Not that there isn't an apt object for the term "academic poetry," but people too often make the simplistic equation: academic poetry = poetry written by persons who happen to be academics. Academic poetry, I say, may just as well be written by anxiously emulative parties outside academia. If it's academic enough, it goes full circle to being so weird that even (especially?) academia rejects it. Anyway, the only justification I can see for using the term derogatorily is as a corrective to transparent, failed displays of erudition (when they do not fail, they are not transparent).

So what would a true "folk poet" look like? I guess her or his assimilation of social conventions associated not just with current taste and style, but with basic literacy, would have to be conspicuously imperfect. John Clare comes to mind as someone whose evident brilliance stands in stark contrast to the unavoidable fact that in some ways he can barely put together a sentence (although I have to say, not being at all a Clare expert, that this may be a mistaken impression on my part). Who of poetic note in the past century is comparably "incompetent"? Peter Orlovsky? Or is that an act? I really don't know enough about him to say.

But before I go any further with this line of thought, I'm obliged to question the whole concept: do we want to equate "folk" universally with "incompetence" in this way? Of course not.

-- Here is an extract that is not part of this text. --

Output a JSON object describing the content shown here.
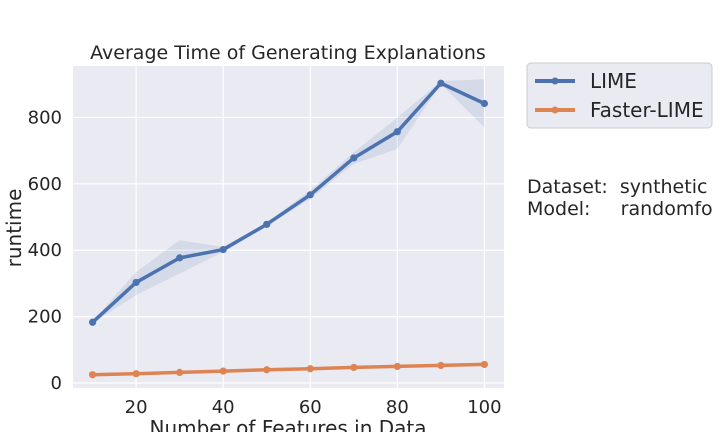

Folk musicians, for example, can be considered incompetent only according to a very narrowly chauvinist definition of competence as the mastery of a set of conventions associated with the dominant version of what counts as "real" music. Folk musicians learn from other musicians, and their success, unless it is achieved ironically (as in the case of The Shaggs) is dependent at least in good part upon the standards upheld by those other musicians. Folk visual artists may seem to be a partial exception, as their work is so intimately connected to mimesis as a factor of immediate perception, or some abstracted derivative from that principle. "Competence" at this point becomes a meaningless notion. Writers, on the other hand, cannot even be recognized intelligibly as writers until they have entered into the social covenant of the linguistic code. And when they do that, they are instantly subject to the pangs of influence and tradition and all those literary maladies.

So maybe it is only in the case of writing that the folk/incompetence equation applies. My point is not that writers striving for relevance should deliberately, straight-facedly, court incompetence, as such effort would clearly be hypocritical. Nor is it that the notion of a competence of the kind I'm invoking should be used as a way of policing "legitimate" poetic practice (though unfortunately such policing does occur, both in "academic" and "independent" circles). My point is simply that if you posit a dichotomy between folk(ness) and collectivity in poetry, you have to include the overwhelming majority of practice on one side or the other, which in either case produces such a lopsided imbalance that the distinction becomes useless, on par with "those poets who are outside of any twofold classification of poets and those who are not."